Robert Smyth’s friend Eugene McClintock, who also received a kidney from his daughter Genevieve told the Derry News: “I met Robert through the renal support group and we became firm friends.
“We travelled to Scotland together as part of the first ever transplant team from Derry to take part in the British Transplant Games and we shared a room there. He was a very true friend and a lovely man to have known. He was a great example because he had a great attitude to life and had a great acceptance of his illnesses. It’s very sad that he has gone.”
Robert Smyth’s niece Caroline McGeady also paid a glowing tribute to him.
“My uncle Bobby was probably the wisest man I have ever known. He lived his life with the deepest of faith and overcame the serious obstacles of ill health with a spirit very few get to witness.

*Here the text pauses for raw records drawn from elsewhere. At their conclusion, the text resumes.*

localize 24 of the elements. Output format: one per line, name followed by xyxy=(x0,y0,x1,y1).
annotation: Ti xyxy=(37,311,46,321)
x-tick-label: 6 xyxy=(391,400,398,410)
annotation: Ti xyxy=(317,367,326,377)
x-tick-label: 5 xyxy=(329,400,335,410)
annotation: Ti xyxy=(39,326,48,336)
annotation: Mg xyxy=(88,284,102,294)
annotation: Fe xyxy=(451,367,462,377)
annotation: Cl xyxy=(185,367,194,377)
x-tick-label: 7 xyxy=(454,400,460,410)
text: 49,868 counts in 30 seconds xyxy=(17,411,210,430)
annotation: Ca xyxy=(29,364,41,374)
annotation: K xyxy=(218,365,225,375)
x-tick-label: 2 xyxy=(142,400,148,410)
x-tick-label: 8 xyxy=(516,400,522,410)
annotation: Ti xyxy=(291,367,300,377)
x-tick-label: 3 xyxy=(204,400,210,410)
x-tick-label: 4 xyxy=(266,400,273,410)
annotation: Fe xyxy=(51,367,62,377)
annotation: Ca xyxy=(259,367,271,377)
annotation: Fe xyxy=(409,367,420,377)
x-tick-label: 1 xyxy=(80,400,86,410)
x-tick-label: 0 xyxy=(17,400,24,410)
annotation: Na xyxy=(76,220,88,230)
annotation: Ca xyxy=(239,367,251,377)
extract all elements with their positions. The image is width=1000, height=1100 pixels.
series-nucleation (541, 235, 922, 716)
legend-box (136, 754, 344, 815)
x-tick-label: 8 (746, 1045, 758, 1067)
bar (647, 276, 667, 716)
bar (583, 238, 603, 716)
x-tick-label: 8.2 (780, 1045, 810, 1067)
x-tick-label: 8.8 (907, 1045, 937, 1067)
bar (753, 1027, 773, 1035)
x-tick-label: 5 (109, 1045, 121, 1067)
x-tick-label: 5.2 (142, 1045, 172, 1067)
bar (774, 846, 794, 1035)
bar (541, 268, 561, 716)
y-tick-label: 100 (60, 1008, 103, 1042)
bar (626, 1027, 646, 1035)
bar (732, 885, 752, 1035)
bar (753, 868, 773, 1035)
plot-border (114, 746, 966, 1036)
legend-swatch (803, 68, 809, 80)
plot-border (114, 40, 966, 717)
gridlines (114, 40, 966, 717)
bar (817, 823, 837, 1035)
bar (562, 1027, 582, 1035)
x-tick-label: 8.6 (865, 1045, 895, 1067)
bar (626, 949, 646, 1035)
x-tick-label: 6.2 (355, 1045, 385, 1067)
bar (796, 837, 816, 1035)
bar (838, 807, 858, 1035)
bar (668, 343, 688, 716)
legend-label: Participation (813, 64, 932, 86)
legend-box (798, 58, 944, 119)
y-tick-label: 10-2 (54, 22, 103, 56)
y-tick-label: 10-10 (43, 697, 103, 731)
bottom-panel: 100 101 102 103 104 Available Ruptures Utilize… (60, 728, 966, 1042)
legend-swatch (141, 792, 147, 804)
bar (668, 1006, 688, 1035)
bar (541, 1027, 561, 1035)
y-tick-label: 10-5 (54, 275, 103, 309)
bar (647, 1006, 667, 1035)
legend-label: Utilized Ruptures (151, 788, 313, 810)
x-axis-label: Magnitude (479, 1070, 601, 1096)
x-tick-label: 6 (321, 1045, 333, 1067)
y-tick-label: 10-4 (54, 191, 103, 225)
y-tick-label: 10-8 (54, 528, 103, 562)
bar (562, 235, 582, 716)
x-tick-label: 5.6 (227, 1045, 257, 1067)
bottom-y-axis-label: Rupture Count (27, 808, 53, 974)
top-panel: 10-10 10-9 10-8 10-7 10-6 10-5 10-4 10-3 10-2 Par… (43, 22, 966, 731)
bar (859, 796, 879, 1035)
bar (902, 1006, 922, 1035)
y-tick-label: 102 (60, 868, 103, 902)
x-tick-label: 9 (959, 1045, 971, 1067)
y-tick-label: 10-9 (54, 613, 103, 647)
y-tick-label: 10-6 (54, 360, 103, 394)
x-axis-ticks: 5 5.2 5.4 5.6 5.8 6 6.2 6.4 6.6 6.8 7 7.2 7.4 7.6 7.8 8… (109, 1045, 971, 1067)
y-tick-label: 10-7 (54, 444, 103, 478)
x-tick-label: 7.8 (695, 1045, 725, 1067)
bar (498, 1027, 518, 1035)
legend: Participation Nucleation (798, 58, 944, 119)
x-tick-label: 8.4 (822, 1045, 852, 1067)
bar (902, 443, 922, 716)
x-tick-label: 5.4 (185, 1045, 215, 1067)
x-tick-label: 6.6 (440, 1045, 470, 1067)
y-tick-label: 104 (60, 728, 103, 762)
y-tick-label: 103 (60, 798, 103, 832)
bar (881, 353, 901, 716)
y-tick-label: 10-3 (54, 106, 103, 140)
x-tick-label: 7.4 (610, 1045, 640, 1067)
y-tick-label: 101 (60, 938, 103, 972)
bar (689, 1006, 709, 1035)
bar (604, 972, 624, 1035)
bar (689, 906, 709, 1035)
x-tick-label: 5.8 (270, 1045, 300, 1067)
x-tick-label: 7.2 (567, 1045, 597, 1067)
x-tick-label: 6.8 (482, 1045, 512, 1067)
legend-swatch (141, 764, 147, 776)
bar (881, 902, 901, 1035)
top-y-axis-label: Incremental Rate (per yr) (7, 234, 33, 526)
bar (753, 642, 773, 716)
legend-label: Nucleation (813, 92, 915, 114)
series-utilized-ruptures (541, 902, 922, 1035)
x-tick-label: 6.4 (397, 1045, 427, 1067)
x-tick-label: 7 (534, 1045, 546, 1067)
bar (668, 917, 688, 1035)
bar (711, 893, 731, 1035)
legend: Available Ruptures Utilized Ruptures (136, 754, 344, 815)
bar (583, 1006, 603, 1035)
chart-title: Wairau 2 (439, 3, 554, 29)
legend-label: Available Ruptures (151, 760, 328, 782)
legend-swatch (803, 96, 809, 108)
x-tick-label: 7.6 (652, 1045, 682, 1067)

“He touched everyone he met with his positive attitude and zest for life. It was a love for life that defied medical odds and in keeping true to his spirit, uncle Bobby waited until all his children were back home before he went home to God to enjoy the gift of eternal life. He will be sadly missed by us all.”
Robert Smyth is survived by wife Heather, sons David and Lloyd and daughter Lilona, his grandchildren and great grandchildren.CAPTION: The late Robert Smyth, on the left, pictured with his friend Eugene McClintock.